Integrated Information Theory
Integrated Information Theory (IIT) is a mathematical theory of consciousness developed by Giulio Tononi and colleagues. It proposes that consciousness corresponds to integrated information — a quantity ($\Phi$, phi) measuring how much information a system generates as a whole beyond the information generated by its parts considered independently.
Core Claims
IIT operationalises consciousness in terms of five axioms (existence, composition, information, integration, exclusion) and corresponding postulates about physical substrates. From these it derives:
- A quantitative measure $\Phi$ assigning a non-negative real value to any candidate conscious system.
- A qualitative geometry (the conceptual structure / "qualia space") characterising the content of consciousness.
- A substrate-independence claim: any physical system with sufficient $\Phi$ would be conscious, regardless of its material composition.
Mainstream Status
IIT is a serious, peer-reviewed scientific theory. It is one of the leading neuroscientific theories of consciousness, alongside Global Workspace Theory and Higher-Order Theories. It is not without critics — in 2023 a letter signed by 124 researchers characterised aspects of IIT as pseudoscientific, prompting substantial controversy and response.
The theory's status as a mainstream scientific programme is established; its correctness is contested within mainstream discourse.
Cluster Engagement
The Cosmic Codex cluster engages IIT for several reasons:
- Substrate-independence. If consciousness is determined by information integration rather than substrate, this opens the conceptual space for non-local consciousness phenomena.
- Quantitative measure. $\Phi$ provides a candidate metric for cluster claims about collective consciousness events — though the cluster's typical extensions go beyond what the theory licenses.
- Panpsychism-adjacency. IIT licenses (in some interpretations) a graded panpsychism, which overlaps cluster cosmological commitments.
The cluster posture is to use IIT carefully. IIT does not entail Holographic Resonance, Consciousness-Driven Causality, or Channeling; it is a separately-engageable framework that some cluster syntheses cite as supporting infrastructure.
Cluster Connections
- Mind - cluster framing
- Non-Local Consciousness - phenomenological correlate
- Holographic Resonance - candidate synthesis
- Consciousness-Driven Causality - cluster extension (not entailed by IIT)

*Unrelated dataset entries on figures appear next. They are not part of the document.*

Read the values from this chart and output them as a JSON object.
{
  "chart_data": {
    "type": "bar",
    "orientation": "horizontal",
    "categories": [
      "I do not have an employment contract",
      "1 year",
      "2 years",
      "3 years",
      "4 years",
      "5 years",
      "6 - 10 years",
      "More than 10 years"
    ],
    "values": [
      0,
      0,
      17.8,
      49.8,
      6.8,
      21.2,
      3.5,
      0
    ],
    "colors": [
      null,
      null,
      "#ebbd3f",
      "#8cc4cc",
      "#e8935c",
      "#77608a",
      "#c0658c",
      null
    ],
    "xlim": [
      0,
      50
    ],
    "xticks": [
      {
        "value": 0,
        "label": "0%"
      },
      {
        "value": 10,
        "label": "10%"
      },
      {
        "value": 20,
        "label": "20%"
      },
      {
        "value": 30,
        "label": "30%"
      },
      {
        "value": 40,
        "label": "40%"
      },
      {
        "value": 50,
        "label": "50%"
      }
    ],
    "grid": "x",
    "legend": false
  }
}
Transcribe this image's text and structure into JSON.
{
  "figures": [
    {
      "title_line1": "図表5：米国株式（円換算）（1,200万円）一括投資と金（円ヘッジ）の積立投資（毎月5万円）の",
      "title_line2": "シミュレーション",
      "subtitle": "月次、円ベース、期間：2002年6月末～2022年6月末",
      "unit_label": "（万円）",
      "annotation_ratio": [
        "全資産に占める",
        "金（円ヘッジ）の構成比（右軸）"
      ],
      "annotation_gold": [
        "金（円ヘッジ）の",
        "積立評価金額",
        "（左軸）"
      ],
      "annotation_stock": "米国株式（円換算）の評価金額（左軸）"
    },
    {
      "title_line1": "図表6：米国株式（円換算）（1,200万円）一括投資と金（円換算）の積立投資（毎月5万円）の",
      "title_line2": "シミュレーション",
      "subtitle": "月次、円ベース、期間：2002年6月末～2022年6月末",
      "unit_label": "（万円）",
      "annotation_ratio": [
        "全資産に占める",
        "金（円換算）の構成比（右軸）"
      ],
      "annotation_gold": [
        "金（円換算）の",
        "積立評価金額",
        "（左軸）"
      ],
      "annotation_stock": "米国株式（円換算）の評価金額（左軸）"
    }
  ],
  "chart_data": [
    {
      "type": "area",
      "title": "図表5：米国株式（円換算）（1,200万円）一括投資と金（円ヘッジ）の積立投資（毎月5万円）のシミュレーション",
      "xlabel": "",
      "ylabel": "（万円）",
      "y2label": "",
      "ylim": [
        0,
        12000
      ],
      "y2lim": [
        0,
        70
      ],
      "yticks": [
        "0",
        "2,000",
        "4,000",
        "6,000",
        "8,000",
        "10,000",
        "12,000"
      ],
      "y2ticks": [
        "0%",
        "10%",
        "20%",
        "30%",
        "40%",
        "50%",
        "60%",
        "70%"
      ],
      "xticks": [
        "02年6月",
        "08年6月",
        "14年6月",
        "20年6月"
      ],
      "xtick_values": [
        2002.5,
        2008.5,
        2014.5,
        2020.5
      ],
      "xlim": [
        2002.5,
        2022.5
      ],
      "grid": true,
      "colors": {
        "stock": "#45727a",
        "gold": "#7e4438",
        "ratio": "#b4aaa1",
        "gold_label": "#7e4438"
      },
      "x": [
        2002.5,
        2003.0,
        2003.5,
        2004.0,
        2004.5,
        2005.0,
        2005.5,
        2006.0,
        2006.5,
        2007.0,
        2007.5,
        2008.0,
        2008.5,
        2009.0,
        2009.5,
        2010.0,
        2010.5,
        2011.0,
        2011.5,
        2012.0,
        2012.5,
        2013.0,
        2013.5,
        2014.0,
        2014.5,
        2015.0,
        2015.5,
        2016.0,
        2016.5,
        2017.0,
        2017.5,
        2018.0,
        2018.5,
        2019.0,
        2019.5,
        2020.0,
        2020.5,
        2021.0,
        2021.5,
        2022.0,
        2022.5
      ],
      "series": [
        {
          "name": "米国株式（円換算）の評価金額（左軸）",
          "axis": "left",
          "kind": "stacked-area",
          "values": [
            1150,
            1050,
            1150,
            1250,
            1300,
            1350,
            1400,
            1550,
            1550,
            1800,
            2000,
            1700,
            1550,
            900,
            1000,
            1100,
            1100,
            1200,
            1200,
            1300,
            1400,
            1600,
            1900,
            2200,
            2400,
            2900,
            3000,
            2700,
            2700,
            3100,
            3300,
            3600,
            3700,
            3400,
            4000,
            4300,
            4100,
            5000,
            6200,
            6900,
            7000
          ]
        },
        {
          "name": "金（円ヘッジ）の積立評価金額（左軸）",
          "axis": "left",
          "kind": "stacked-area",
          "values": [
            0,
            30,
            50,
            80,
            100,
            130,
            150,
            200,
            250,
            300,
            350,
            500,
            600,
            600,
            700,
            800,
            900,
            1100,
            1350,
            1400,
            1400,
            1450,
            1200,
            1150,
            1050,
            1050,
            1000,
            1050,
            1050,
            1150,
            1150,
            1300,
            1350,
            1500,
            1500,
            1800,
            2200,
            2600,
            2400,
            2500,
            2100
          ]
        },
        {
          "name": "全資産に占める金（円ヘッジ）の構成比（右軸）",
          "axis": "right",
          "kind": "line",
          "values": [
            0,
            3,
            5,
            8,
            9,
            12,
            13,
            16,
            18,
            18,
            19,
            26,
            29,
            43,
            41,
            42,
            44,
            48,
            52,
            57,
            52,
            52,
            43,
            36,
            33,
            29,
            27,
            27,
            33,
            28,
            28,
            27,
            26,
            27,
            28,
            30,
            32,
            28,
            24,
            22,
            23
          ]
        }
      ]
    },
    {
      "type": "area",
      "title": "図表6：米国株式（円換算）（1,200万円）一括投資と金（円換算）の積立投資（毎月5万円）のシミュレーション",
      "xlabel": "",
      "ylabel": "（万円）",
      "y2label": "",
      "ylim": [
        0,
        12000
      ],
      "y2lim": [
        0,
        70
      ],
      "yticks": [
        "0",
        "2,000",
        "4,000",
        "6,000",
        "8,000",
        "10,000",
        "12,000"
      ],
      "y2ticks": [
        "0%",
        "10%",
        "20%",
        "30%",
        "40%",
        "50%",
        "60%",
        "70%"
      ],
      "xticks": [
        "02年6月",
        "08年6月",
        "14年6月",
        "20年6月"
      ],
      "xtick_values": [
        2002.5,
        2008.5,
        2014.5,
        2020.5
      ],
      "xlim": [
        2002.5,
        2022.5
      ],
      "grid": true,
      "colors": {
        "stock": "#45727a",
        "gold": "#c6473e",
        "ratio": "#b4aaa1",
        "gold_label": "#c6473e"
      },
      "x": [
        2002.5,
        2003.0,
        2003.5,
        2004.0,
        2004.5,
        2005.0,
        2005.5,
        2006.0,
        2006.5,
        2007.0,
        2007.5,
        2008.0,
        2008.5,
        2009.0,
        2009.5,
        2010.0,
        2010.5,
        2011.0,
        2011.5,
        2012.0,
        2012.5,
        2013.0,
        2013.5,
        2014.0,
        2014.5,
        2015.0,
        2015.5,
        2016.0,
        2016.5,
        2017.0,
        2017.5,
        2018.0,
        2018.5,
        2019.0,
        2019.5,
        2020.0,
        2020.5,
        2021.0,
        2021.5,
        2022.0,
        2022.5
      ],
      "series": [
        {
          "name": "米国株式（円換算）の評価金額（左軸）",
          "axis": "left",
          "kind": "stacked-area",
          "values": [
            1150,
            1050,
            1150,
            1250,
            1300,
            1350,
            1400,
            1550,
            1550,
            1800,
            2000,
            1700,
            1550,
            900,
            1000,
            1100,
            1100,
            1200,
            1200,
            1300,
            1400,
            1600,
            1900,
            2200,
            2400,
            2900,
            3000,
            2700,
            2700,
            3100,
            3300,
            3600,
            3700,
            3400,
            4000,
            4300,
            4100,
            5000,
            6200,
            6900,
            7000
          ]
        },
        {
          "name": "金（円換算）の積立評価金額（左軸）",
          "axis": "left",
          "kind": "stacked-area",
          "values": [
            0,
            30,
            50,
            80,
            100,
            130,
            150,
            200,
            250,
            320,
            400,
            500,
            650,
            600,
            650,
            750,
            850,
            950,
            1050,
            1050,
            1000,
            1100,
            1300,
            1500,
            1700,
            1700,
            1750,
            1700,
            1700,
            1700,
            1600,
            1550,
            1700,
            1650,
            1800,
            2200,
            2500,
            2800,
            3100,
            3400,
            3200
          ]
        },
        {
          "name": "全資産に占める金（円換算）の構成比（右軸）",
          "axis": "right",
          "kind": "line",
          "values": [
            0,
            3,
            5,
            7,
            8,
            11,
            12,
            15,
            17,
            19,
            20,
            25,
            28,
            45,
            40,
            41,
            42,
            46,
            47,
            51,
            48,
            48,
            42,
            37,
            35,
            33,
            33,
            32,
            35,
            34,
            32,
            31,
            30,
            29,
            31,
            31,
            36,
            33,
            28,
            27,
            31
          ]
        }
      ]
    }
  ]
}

- Quantum Consciousness - alternative quantitative theory
- Materialist Science - contrast position
Quality-of-Engagement Discriminators
- Theory vs cluster extension. IIT does not imply specific cluster claims; citing IIT does not transfer its credibility to those claims.
- Computability of $\Phi$. Exact $\Phi$ is computationally intractable for realistic systems; published "$\Phi$ values" use approximations whose accuracy is itself contested.
- Empirical predictions. IIT predicts that the posterior hot zone of cortex is the primary substrate of consciousness; this is empirically testable and ongoing.